Mon frère et moi hochons la tête avant de nous installer près du feu, où grand-oncle Midas est déjà assis et grignote des framboises sauvages. Nous mangeons dans un silence complet. Seul le bruit du vent dans les arbres et le court d'eau nous accompagnent. La brise, pourtant légère, me fait frissonner. Mes cheveux décoiffés dansent autour de mon visage, m'empêchant parfois de me nourrir convenablement.

Une dizaine de minutes plus tard, nous reprenons la route.

J'espère que Liore va bien, ai-je pensé alors que c'est moi qui ferme la marche. Elle avait une mine horrible.

J'observe le dos d'Ison qui marche à quelques pas devant moi.
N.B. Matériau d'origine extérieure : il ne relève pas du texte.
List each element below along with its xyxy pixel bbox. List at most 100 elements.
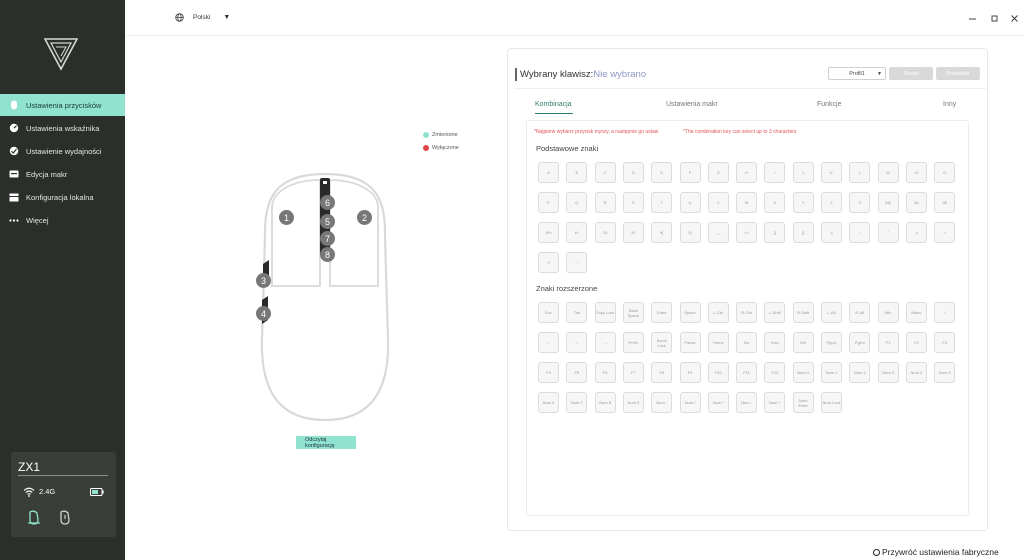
extended-key[interactable]: F3 [934,332,956,353]
tab-functions[interactable]: Funkcje [817,101,842,108]
basic-key[interactable]: U [679,192,701,213]
extended-key[interactable]: F4 [538,362,559,383]
extended-key[interactable]: Num / [679,392,701,413]
extended-key[interactable]: F11 [736,362,758,383]
tab-combination[interactable]: Kombinacja [535,101,572,108]
basic-key[interactable]: C [594,162,616,183]
basic-key[interactable]: .> [934,222,956,243]
tab-other[interactable]: Inny [943,101,956,108]
tab-macro-settings[interactable]: Ustawienia makr [666,101,718,108]
extended-key[interactable]: F1 [877,332,899,353]
basic-key[interactable]: ]} [792,222,814,243]
mouse-button-7[interactable]: 7 [320,231,335,246]
extended-key[interactable]: Caps Lock [594,302,616,323]
basic-key[interactable]: 5% [538,222,559,243]
reset-button[interactable]: Reset [889,67,933,80]
read-config-button[interactable]: Odczytaj konfigurację [296,436,356,449]
extended-key[interactable]: Ins [736,332,758,353]
basic-key[interactable]: I [764,162,786,183]
extended-key[interactable]: Enter [651,302,673,323]
basic-key[interactable]: A [538,162,559,183]
extended-key[interactable]: F8 [651,362,673,383]
extended-key[interactable]: R-Shift [792,302,814,323]
basic-key[interactable]: E [651,162,673,183]
extended-key[interactable]: Space [679,302,701,323]
extended-key[interactable]: Num * [707,392,729,413]
basic-key[interactable]: N [905,162,927,183]
mouse-button-3[interactable]: 3 [256,273,271,288]
mouse-button-5[interactable]: 5 [320,214,335,229]
basic-key[interactable]: M [877,162,899,183]
mouse-alt-icon[interactable] [58,510,72,525]
sidebar-item-more[interactable]: Więcej [0,209,125,231]
extended-key[interactable]: PgUp [821,332,842,353]
extended-key[interactable]: Home [707,332,729,353]
basic-key[interactable]: =+ [736,222,758,243]
maximize-icon[interactable] [989,13,999,23]
extended-key[interactable]: Num 6 [538,392,559,413]
extended-key[interactable]: L-Ctrl [707,302,729,323]
extended-key[interactable]: Pause [679,332,701,353]
extended-key[interactable]: R-Ctrl [736,302,758,323]
basic-key[interactable]: 0) [679,222,701,243]
basic-key[interactable]: H [736,162,758,183]
basic-key[interactable]: 7& [594,222,616,243]
basic-key[interactable]: 1! [849,192,871,213]
extended-key[interactable]: End [764,332,786,353]
basic-key[interactable]: V [707,192,729,213]
extended-key[interactable]: F9 [679,362,701,383]
extended-key[interactable]: PrtSc [622,332,644,353]
extended-key[interactable]: Num 4 [905,362,927,383]
extended-key[interactable]: F7 [622,362,644,383]
extended-key[interactable]: Del [792,332,814,353]
basic-key[interactable]: [{ [764,222,786,243]
basic-key[interactable]: X [764,192,786,213]
extended-key[interactable]: F6 [594,362,616,383]
basic-key[interactable]: F [679,162,701,183]
extended-key[interactable]: Num 8 [594,392,616,413]
basic-key[interactable]: S [622,192,644,213]
extended-key[interactable]: L-Shift [764,302,786,323]
extended-key[interactable]: L-Alt [821,302,842,323]
basic-key[interactable]: D [622,162,644,183]
mouse-button-8[interactable]: 8 [320,247,335,262]
mouse-button-4[interactable]: 4 [256,306,271,321]
extended-key[interactable]: Back Space [622,302,644,323]
extended-key[interactable]: Tab [566,302,588,323]
basic-key[interactable]: '" [877,222,899,243]
factory-reset-button[interactable]: Przywróć ustawienia fabryczne [873,547,999,557]
extended-key[interactable]: Num - [736,392,758,413]
language-selector[interactable]: Polski ▼ [175,13,230,22]
extended-key[interactable]: ← [566,332,588,353]
mouse-mode-icon[interactable] [27,510,41,525]
sidebar-item-macro-edit[interactable]: Edycja makr [0,163,125,185]
extended-key[interactable]: Num 5 [934,362,956,383]
basic-key[interactable]: 4$ [934,192,956,213]
extended-key[interactable]: Num Lock [821,392,842,413]
extended-key[interactable]: Num 7 [566,392,588,413]
extended-key[interactable]: ↑ [934,302,956,323]
basic-key[interactable]: 6^ [566,222,588,243]
basic-key[interactable]: 9( [651,222,673,243]
mouse-button-6[interactable]: 6 [320,195,335,210]
extended-key[interactable]: → [594,332,616,353]
basic-key[interactable]: /? [538,252,559,273]
extended-key[interactable]: Num 0 [792,362,814,383]
extended-key[interactable]: Num + [764,392,786,413]
extended-key[interactable]: F2 [905,332,927,353]
basic-key[interactable]: 2@ [877,192,899,213]
basic-key[interactable]: K [821,162,842,183]
basic-key[interactable]: T [651,192,673,213]
basic-key[interactable]: `~ [566,252,588,273]
basic-key[interactable]: -_ [707,222,729,243]
extended-key[interactable]: Num 2 [849,362,871,383]
basic-key[interactable]: R [594,192,616,213]
basic-key[interactable]: ,< [905,222,927,243]
extended-key[interactable]: Num 9 [622,392,644,413]
apply-button[interactable]: Powierdź [936,67,980,80]
extended-key[interactable]: Menu [905,302,927,323]
sidebar-item-local-config[interactable]: Konfiguracja lokalna [0,186,125,208]
extended-key[interactable]: F12 [764,362,786,383]
basic-key[interactable]: Q [566,192,588,213]
basic-key[interactable]: P [538,192,559,213]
Il semblerait qu'il ne soit pas aussi chaleureux que je le croyais... il peut s'avérer cruel s'il juge cela nécessaire...

Mais dans ce cas... ce n'était pas essentiel d'utiliser la grande puissance du dieu de la lumière, Luz, pour blesser autrui.
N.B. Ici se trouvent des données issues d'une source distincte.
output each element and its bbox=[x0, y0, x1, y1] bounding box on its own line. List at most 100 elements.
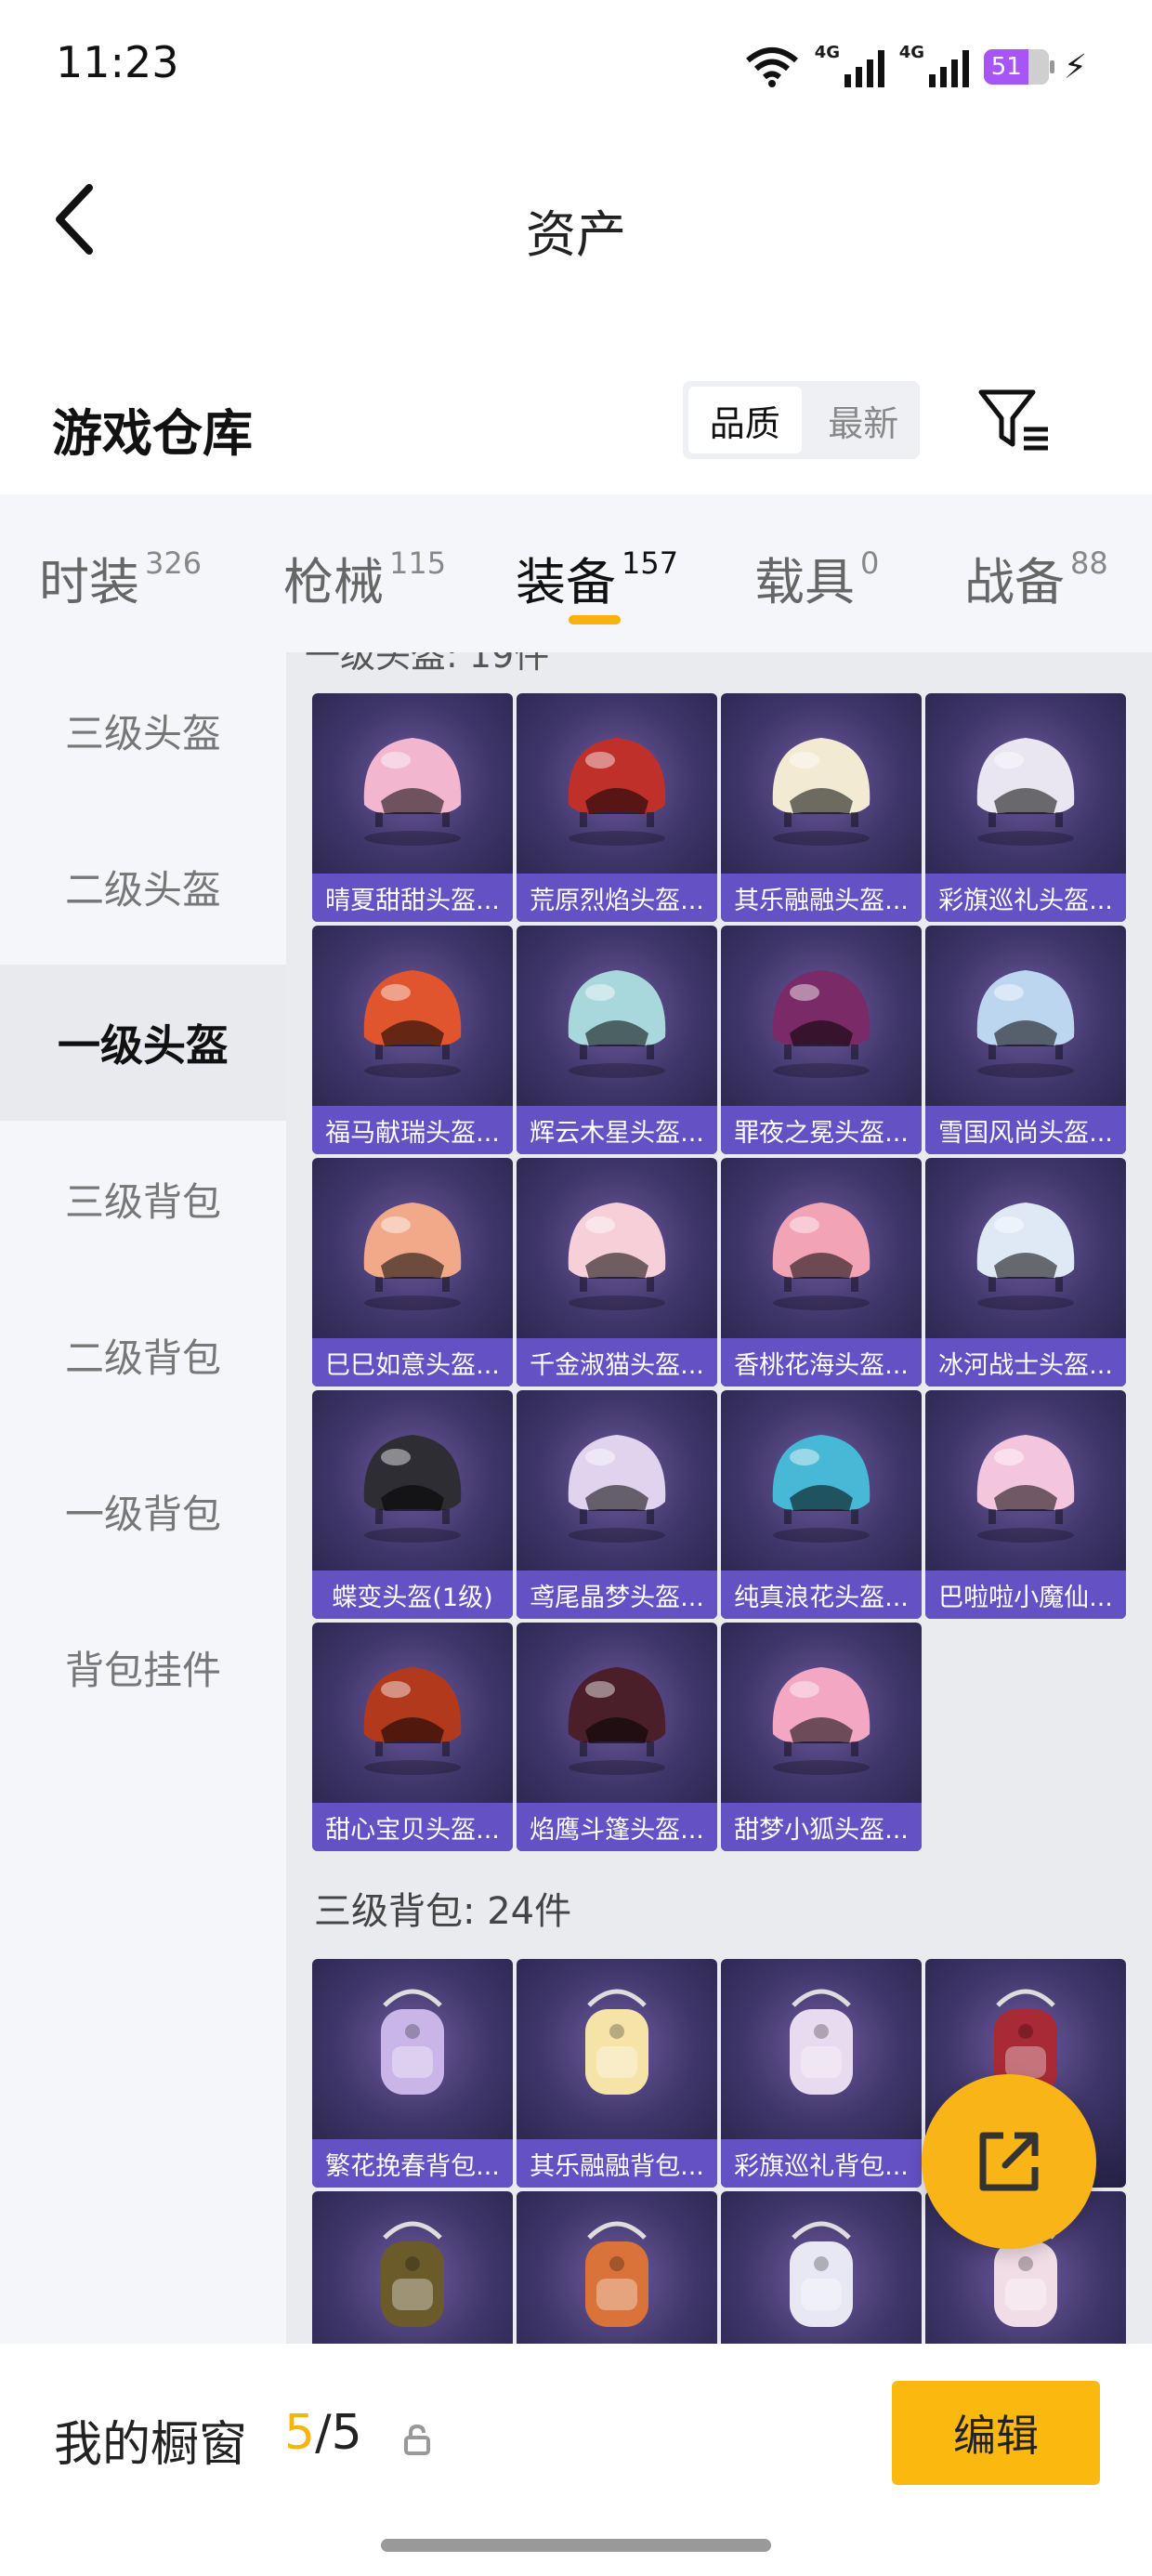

Ison se retourne comme s'il s'était senti observer. Son expression s'adoucit alors que nos regards se croisent. Un sourire tendre étire ses lèvres et il ralentit la cadence pour que je puisse marcher à sa hauteur. Mon cœur fait un bon devant son expression inattendue.

- Tout va bien aller, dit-il en me prenant la main pour la serre légèrement. Un fois que nous serons arrivés à Sunfild, Ester et toi pourrez envoyer une missive aux généraux de Moonleaf. Une fois nos deux armés réunis, nous pourrons venger tes parents et les miens, ainsi que sauver mes frères.

Je ne sais pas pourquoi, mais j'ai la certitude que nous ne pourrons même pas envoyer un signal à Sunfild avant que Callidus nous retrouve. J'ai l'impression qu'il pourrait me rattraper même si je me trouvais à l'autre bout du monde... alors que, techniquement, c'est moi qui le pourrais. C'est presque comme si, inconsciemment, il m'appelait et m'attirait vers lui... comme s'il lui suffisait de tirer sur une corde invisible pour que je me retourne près de lui.

- Amnis?

Je lève les yeux vers Ison alors qu'il m'observe avec curiosité.

- À quoi penses-tu, me questionne-t-il alors que ses magnifiques iris bleu-gris me regarde avec attention.

- Même si, par miracle, nous arrivons à atteindre Sunfild... tôt ou tard, je suis destinée à me retrouver au palais de Duskstone. Mon père la vue... et Ester aussi. Que ce soit dans une semaine ou un mois, je vais finir par y aller. Essayer de fuir ce futur ne changera en rien le fait qu'il finira par se réaliser.

- Tu m'en veux, c'est ça, grimace Ison en resserrant ma main dans la sienne. Je sais que j'y suis allé fort. N'importe qui à sa place serait mort. Je... m'étais dit que...

Il se tait en baissant les yeux tout en se mordillant la lèvre inférieure.

- Je sais pourquoi tu l'as fait, dis-je en relâchant sa main. Les disciples de Luz doivent avoir un cœur vaillant et pur. Mais malgré cela, je pense qu'il faut utiliser la force seulement pour se défendre... et en tout dernier recours. C'est la raison pourquoi je t'en veux d'avoir agit égoïstement. Malgré leur apparence et leurs antécédents, je sais que Callidus et Liore sont en réalité des bonnes personnes.

- Qu'est-ce que tu en sais, grommèle Ester qui semble avoir entendu notre conversation alors qu'il est à plusieurs mètres de nous avec grand-oncle Midas. Tu n'as aucune idée de ce qu'ils feront dans le futur. Peut-être même que c'est lui qui te tuera.